Turning away
Anohni at the Joan Sutherland Theatre, Sydney Opera House, Vivid Sydney, 27 May 2016

Photo by Clare Hawley for Vivid Sydney.

Anohni’s presentation of her recent album, Hopelessness – it’s not quite correct to describe it as a concert – began in her absence. For ten minutes or more the attention of the audience at the Joan Sutherland Theatre was directed towards a large screen, upon which played footage of the supermodel Naomi Campbell, dancing. Campbell is the star of Anohni’s ‘Drone Bomb Me’, a video I have previously questioned for its representation of distress as a picturesque state. In this footage, which appeared to be from the same shoot, Campbell didn’t convey distress but rather self-satisfaction, delighting in her play for the camera. She is very beautiful.

But this observation didn’t carry me far, and so it was that as the footage ran on I turned to contemplating why a wealthy model, who was once subpoenaed to give evidence at the Hague trial of war criminal Charles Taylor – it was alleged that she had received blood diamonds from him, and she described her appearance before the court as a “big inconvenience” – should be a stand-in, in Anohni’s video, for the victims of extrajudicial killings. Then again, who among us has not turned away from some injustice or another because to address it would have been an inconvenience? Maybe our collective guilt was the point. As Campbell danced on screen, low washes of sound filled the room.
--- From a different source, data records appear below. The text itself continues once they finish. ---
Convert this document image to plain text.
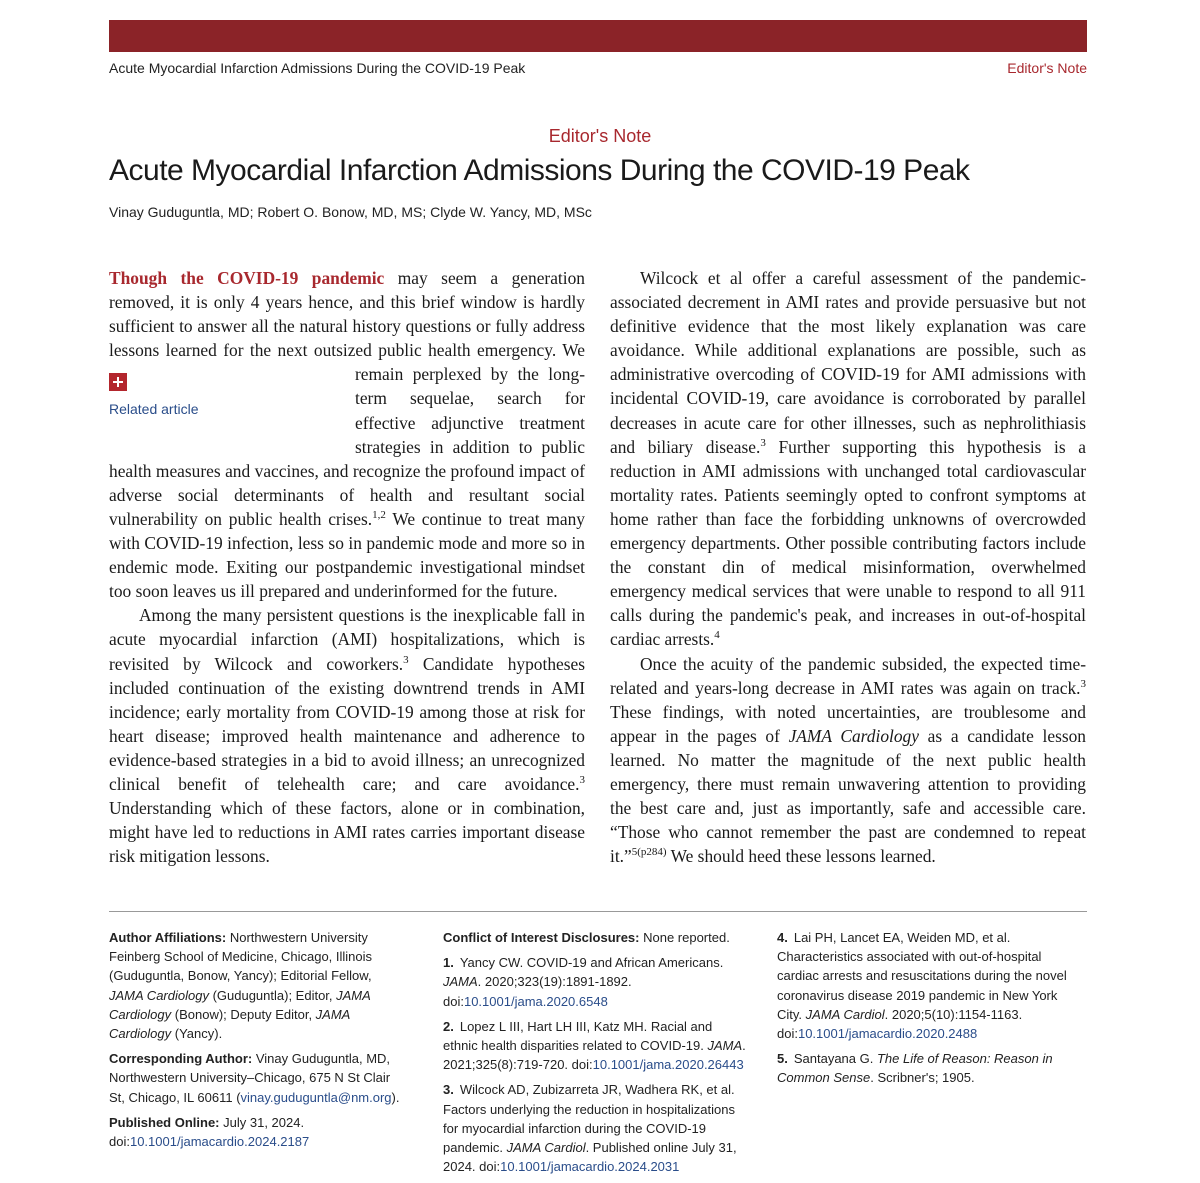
Acute Myocardial Infarction Admissions During the COVID-19 Peak	Editor's Note
Editor's Note
Acute Myocardial Infarction Admissions During the COVID-19 Peak
Vinay Guduguntla, MD; Robert O. Bonow, MD, MS; Clyde W. Yancy, MD, MSc

Though the COVID-19 pandemic may seem a generation removed, it is only 4 years hence, and this brief window is hardly sufficient to answer all the natural history questions or fully address lessons learned for the next outsized public health
Related article
emergency. We remain perplexed by the long-term sequelae, search for effective adjunctive treatment strategies in addition to public health measures and vaccines, and recognize the profound impact of adverse social determinants of health and resultant social vulnerability on public health crises.$^{1,2}$ We continue to treat many with COVID-19 infection, less so in pandemic mode and more so in endemic mode. Exiting our postpandemic investigational mindset too soon leaves us ill prepared and underinformed for the future.

Among the many persistent questions is the inexplicable fall in acute myocardial infarction (AMI) hospitalizations, which is revisited by Wilcock and coworkers.$^3$ Candidate hypotheses included continuation of the existing downtrend trends in AMI incidence; early mortality from COVID-19 among those at risk for heart disease; improved health maintenance and adherence to evidence-based strategies in a bid to avoid illness; an unrecognized clinical benefit of telehealth care; and care avoidance.$^3$ Understanding which of these factors, alone or in combination, might have led to reductions in AMI rates carries important disease risk mitigation lessons.

Wilcock et al offer a careful assessment of the pandemic-associated decrement in AMI rates and provide persuasive but not definitive evidence that the most likely explanation was care avoidance. While additional explanations are possible, such as administrative overcoding of COVID-19 for AMI admissions with incidental COVID-19, care avoidance is corroborated by parallel decreases in acute care for other illnesses, such as nephrolithiasis and biliary disease.$^3$ Further supporting this hypothesis is a reduction in AMI admissions with unchanged total cardiovascular mortality rates. Patients seemingly opted to confront symptoms at home rather than face the forbidding unknowns of overcrowded emergency departments. Other possible contributing factors include the constant din of medical misinformation, overwhelmed emergency medical services that were unable to respond to all 911 calls during the pandemic's peak, and increases in out-of-hospital cardiac arrests.$^4$

Once the acuity of the pandemic subsided, the expected time-related and years-long decrease in AMI rates was again on track.$^3$ These findings, with noted uncertainties, are troublesome and appear in the pages of JAMA Cardiology as a candidate lesson learned. No matter the magnitude of the next public health emergency, there must remain unwavering attention to providing the best care and, just as importantly, safe and accessible care. “Those who cannot remember the past are condemned to repeat it.”$^{5(p284)}$ We should heed these lessons learned.

Author Affiliations: Northwestern University Feinberg School of Medicine, Chicago, Illinois (Guduguntla, Bonow, Yancy); Editorial Fellow, JAMA Cardiology (Guduguntla); Editor, JAMA Cardiology (Bonow); Deputy Editor, JAMA Cardiology (Yancy).

Corresponding Author: Vinay Guduguntla, MD, Northwestern University–Chicago, 675 N St Clair St, Chicago, IL 60611 (vinay.guduguntla@nm.org).

Published Online: July 31, 2024.
doi:10.1001/jamacardio.2024.2187

Conflict of Interest Disclosures: None reported.

1. Yancy CW. COVID-19 and African Americans. JAMA. 2020;323(19):1891-1892. doi:10.1001/jama.2020.6548

2. Lopez L III, Hart LH III, Katz MH. Racial and ethnic health disparities related to COVID-19. JAMA. 2021;325(8):719-720. doi:10.1001/jama.2020.26443

3. Wilcock AD, Zubizarreta JR, Wadhera RK, et al. Factors underlying the reduction in hospitalizations for myocardial infarction during the COVID-19 pandemic. JAMA Cardiol. Published online July 31, 2024. doi:10.1001/jamacardio.2024.2031

4. Lai PH, Lancet EA, Weiden MD, et al. Characteristics associated with out-of-hospital cardiac arrests and resuscitations during the novel coronavirus disease 2019 pandemic in New York City. JAMA Cardiol. 2020;5(10):1154-1163. doi:10.1001/jamacardio.2020.2488

5. Santayana G. The Life of Reason: Reason in Common Sense. Scribner's; 1905.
Anohni appeared eventually, dressed in dark, hooded layers, with a veil obscuring her face, like a mendicant nun. Two men – one of them her Hopelessness collaborator Daniel Lopatin, aka Oneohtrix Point Never – stood on either side of the stage, facing each other, laptops at the ready. Their movements were minimal, as were their responsibilities beyond occasional tweaking of the sound levels. There was little attempt to recreate the synthesised instrumentation of Hopelessness for live performance, and most of the music was sequenced. The album’s two strongest songs, ‘4 Degrees’ (global warming as death wish) and ‘Watch Me’ (surveillance as seduction) came early, and it became clear that many of Anohni’s vocals, too, were prerecorded.
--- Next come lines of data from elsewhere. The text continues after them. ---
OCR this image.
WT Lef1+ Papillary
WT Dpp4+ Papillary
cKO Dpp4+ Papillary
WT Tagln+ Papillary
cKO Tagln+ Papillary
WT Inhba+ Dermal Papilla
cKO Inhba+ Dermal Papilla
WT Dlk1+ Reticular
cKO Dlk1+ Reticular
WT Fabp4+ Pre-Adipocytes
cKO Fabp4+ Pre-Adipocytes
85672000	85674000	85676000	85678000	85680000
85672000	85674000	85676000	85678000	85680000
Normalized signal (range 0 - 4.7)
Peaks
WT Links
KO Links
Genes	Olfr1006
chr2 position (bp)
With the evening’s ostensible performer half-hidden from sight and effectively playing sing-along to her own record, the show’s heavy emotions had to be carried by the images onscreen. Each song was accompanied by a minor variation on the ‘Drone Bomb Me’ video: a woman, filmed mostly in close-up, would lip-synch to the lyrics and gradually break down in tears. No doubt the current state of the world is worth crying over, but the repeated demonstrations of despair felt both manipulative and empty of meaning. Why women, and mostly women of colour? Why always in tears? It was as if Anohni had outsourced all of the songs’ vulnerabilities and self-accusations (“How did I become a virus?”), to these women, who lacked real agency or even voice. (They were lip-syncing her words, after all.) And so their outsized faces became like landscapes, at once sublime and degraded.
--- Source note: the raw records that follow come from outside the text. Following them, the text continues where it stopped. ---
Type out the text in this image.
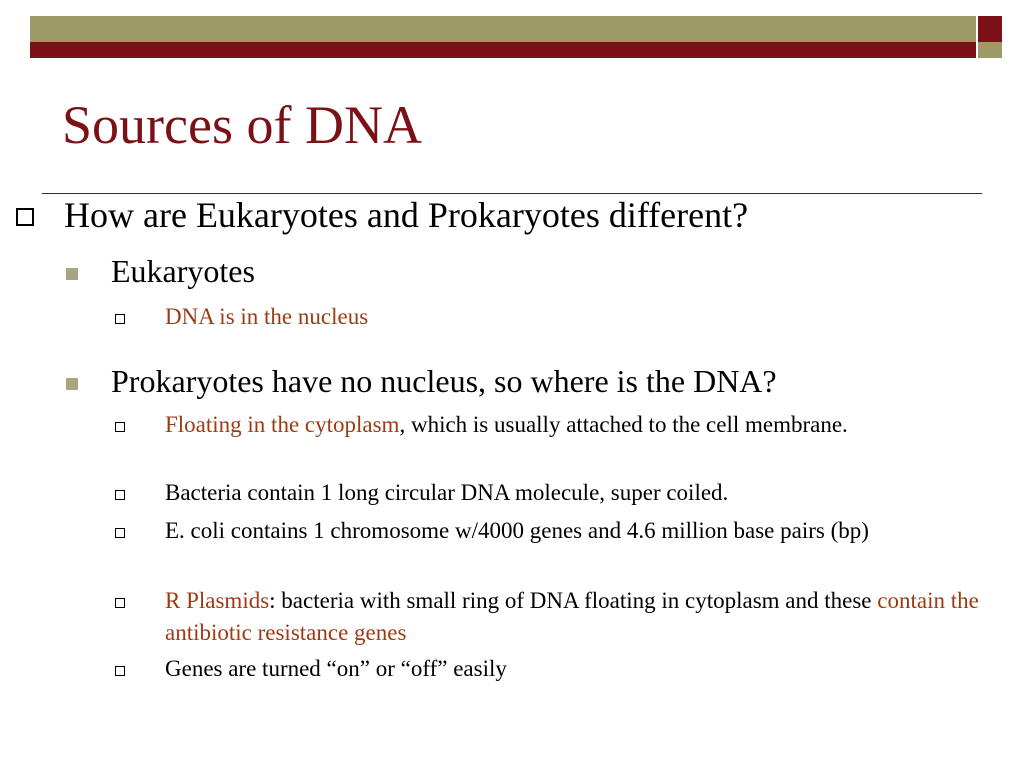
Sources of DNA

How are Eukaryotes and Prokaryotes different?

Eukaryotes

DNA is in the nucleus

Prokaryotes have no nucleus, so where is the DNA?

Floating in the cytoplasm, which is usually attached to the cell membrane.

Bacteria contain 1 long circular DNA molecule, super coiled.

E. coli contains 1 chromosome w/4000 genes and 4.6 million base pairs (bp)

R Plasmids: bacteria with small ring of DNA floating in cytoplasm and these contain the antibiotic resistance genes

Genes are turned “on” or “off” easily
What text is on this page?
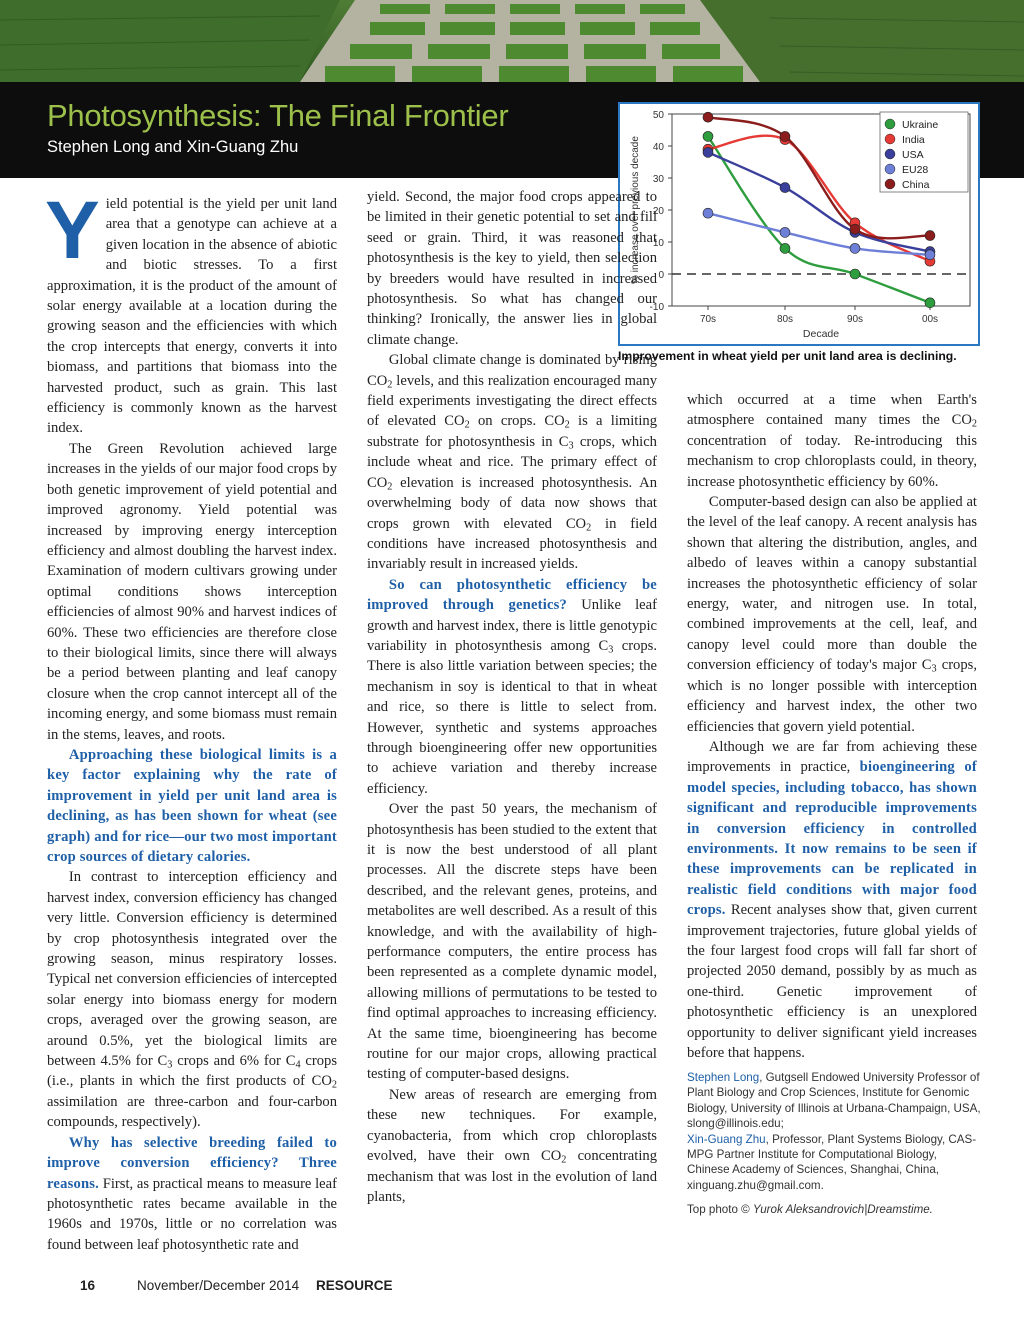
Photosynthesis: The Final Frontier
Stephen Long and Xin-Guang Zhu
-10
0
10
20
30
40
50
70s	80s	90s	00s
Decade
% increase over previous decade
Ukraine
India
USA
EU28
China
Improvement in wheat yield per unit land area is declining.

Yield potential is the yield per unit land area that a genotype can achieve at a given location in the absence of abiotic and biotic stresses. To a first approximation, it is the product of the amount of solar energy available at a location during the growing season and the efficiencies with which the crop intercepts that energy, converts it into biomass, and partitions that biomass into the harvested product, such as grain. This last efficiency is commonly known as the harvest index.

The Green Revolution achieved large increases in the yields of our major food crops by both genetic improvement of yield potential and improved agronomy. Yield potential was increased by improving energy interception efficiency and almost doubling the harvest index. Examination of modern cultivars growing under optimal conditions shows interception efficiencies of almost 90% and harvest indices of 60%. These two efficiencies are therefore close to their biological limits, since there will always be a period between planting and leaf canopy closure when the crop cannot intercept all of the incoming energy, and some biomass must remain in the stems, leaves, and roots.

Approaching these biological limits is a key factor explaining why the rate of improvement in yield per unit land area is declining, as has been shown for wheat (see graph) and for rice—our two most important crop sources of dietary calories.

In contrast to interception efficiency and harvest index, conversion efficiency has changed very little. Conversion efficiency is determined by crop photosynthesis integrated over the growing season, minus respiratory losses. Typical net conversion efficiencies of intercepted solar energy into biomass energy for modern crops, averaged over the growing season, are around 0.5%, yet the biological limits are between 4.5% for $C_3$ crops and 6% for $C_4$ crops (i.e., plants in which the first products of $CO_2$ assimilation are three-carbon and four-carbon compounds, respectively).

Why has selective breeding failed to improve conversion efficiency? Three reasons. First, as practical means to measure leaf photosynthetic rates became available in the 1960s and 1970s, little or no correlation was found between leaf photosynthetic rate and

yield. Second, the major food crops appeared to be limited in their genetic potential to set and fill seed or grain. Third, it was reasoned that photosynthesis is the key to yield, then selection by breeders would have resulted in increased photosynthesis. So what has changed our thinking? Ironically, the answer lies in global climate change.

Global climate change is dominated by rising $CO_2$ levels, and this realization encouraged many field experiments investigating the direct effects of elevated $CO_2$ on crops. $CO_2$ is a limiting substrate for photosynthesis in $C_3$ crops, which include wheat and rice. The primary effect of $CO_2$ elevation is increased photosynthesis. An overwhelming body of data now shows that crops grown with elevated $CO_2$ in field conditions have increased photosynthesis and invariably result in increased yields.

So can photosynthetic efficiency be improved through genetics? Unlike leaf growth and harvest index, there is little genotypic variability in photosynthesis among $C_3$ crops. There is also little variation between species; the mechanism in soy is identical to that in wheat and rice, so there is little to select from. However, synthetic and systems approaches through bioengineering offer new opportunities to achieve variation and thereby increase efficiency.

Over the past 50 years, the mechanism of photosynthesis has been studied to the extent that it is now the best understood of all plant processes. All the discrete steps have been described, and the relevant genes, proteins, and metabolites are well described. As a result of this knowledge, and with the availability of high-performance computers, the entire process has been represented as a complete dynamic model, allowing millions of permutations to be tested to find optimal approaches to increasing efficiency. At the same time, bioengineering has become routine for our major crops, allowing practical testing of computer-based designs.

New areas of research are emerging from these new techniques. For example, cyanobacteria, from which crop chloroplasts evolved, have their own $CO_2$ concentrating mechanism that was lost in the evolution of land plants,

which occurred at a time when Earth's atmosphere contained many times the $CO_2$ concentration of today. Re-introducing this mechanism to crop chloroplasts could, in theory, increase photosynthetic efficiency by 60%.

Computer-based design can also be applied at the level of the leaf canopy. A recent analysis has shown that altering the distribution, angles, and albedo of leaves within a canopy substantial increases the photosynthetic efficiency of solar energy, water, and nitrogen use. In total, combined improvements at the cell, leaf, and canopy level could more than double the conversion efficiency of today's major $C_3$ crops, which is no longer possible with interception efficiency and harvest index, the other two efficiencies that govern yield potential.

Although we are far from achieving these improvements in practice, bioengineering of model species, including tobacco, has shown significant and reproducible improvements in conversion efficiency in controlled environments. It now remains to be seen if these improvements can be replicated in realistic field conditions with major food crops. Recent analyses show that, given current improvement trajectories, future global yields of the four largest food crops will fall far short of projected 2050 demand, possibly by as much as one-third. Genetic improvement of photosynthetic efficiency is an unexplored opportunity to deliver significant yield increases before that happens.

Stephen Long, Gutgsell Endowed University Professor of Plant Biology and Crop Sciences, Institute for Genomic Biology, University of Illinois at Urbana-Champaign, USA, slong@illinois.edu;
Xin-Guang Zhu, Professor, Plant Systems Biology, CAS-MPG Partner Institute for Computational Biology, Chinese Academy of Sciences, Shanghai, China, xinguang.zhu@gmail.com.
Top photo © Yurok Aleksandrovich|Dreamstime.
16	November/December 2014 RESOURCE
It was perhaps inevitable that the show’s most effective moment occurred when the distance between screen and stage narrowed, and Anohni appeared onscreen to accompany herself. She performed ‘I Don’t Love You Anymore’, the most directly personal song on Hopelessness, and the live part of her vocals sounded more committed, more urgent, than anything else in the show. It could have been a turning point, but the presentation quickly returned to the pattern. The album attempts to address our general indifference to the crises of global conflict and climate change, but Hopelessness as a live presentation produced only indifference. The show ended with an onscreen statement from Martu artist Ngalangka Nola Taylor, who spoke of a world gone “upside down”. It was the anniversary of the 1967 referendum, and, outside, the sails of the Opera House were decorated with images of Indigenous songlines. But these convergences felt merely coincidental.

Anwen Crawford

Anwen Crawford is The Monthly’s music critic.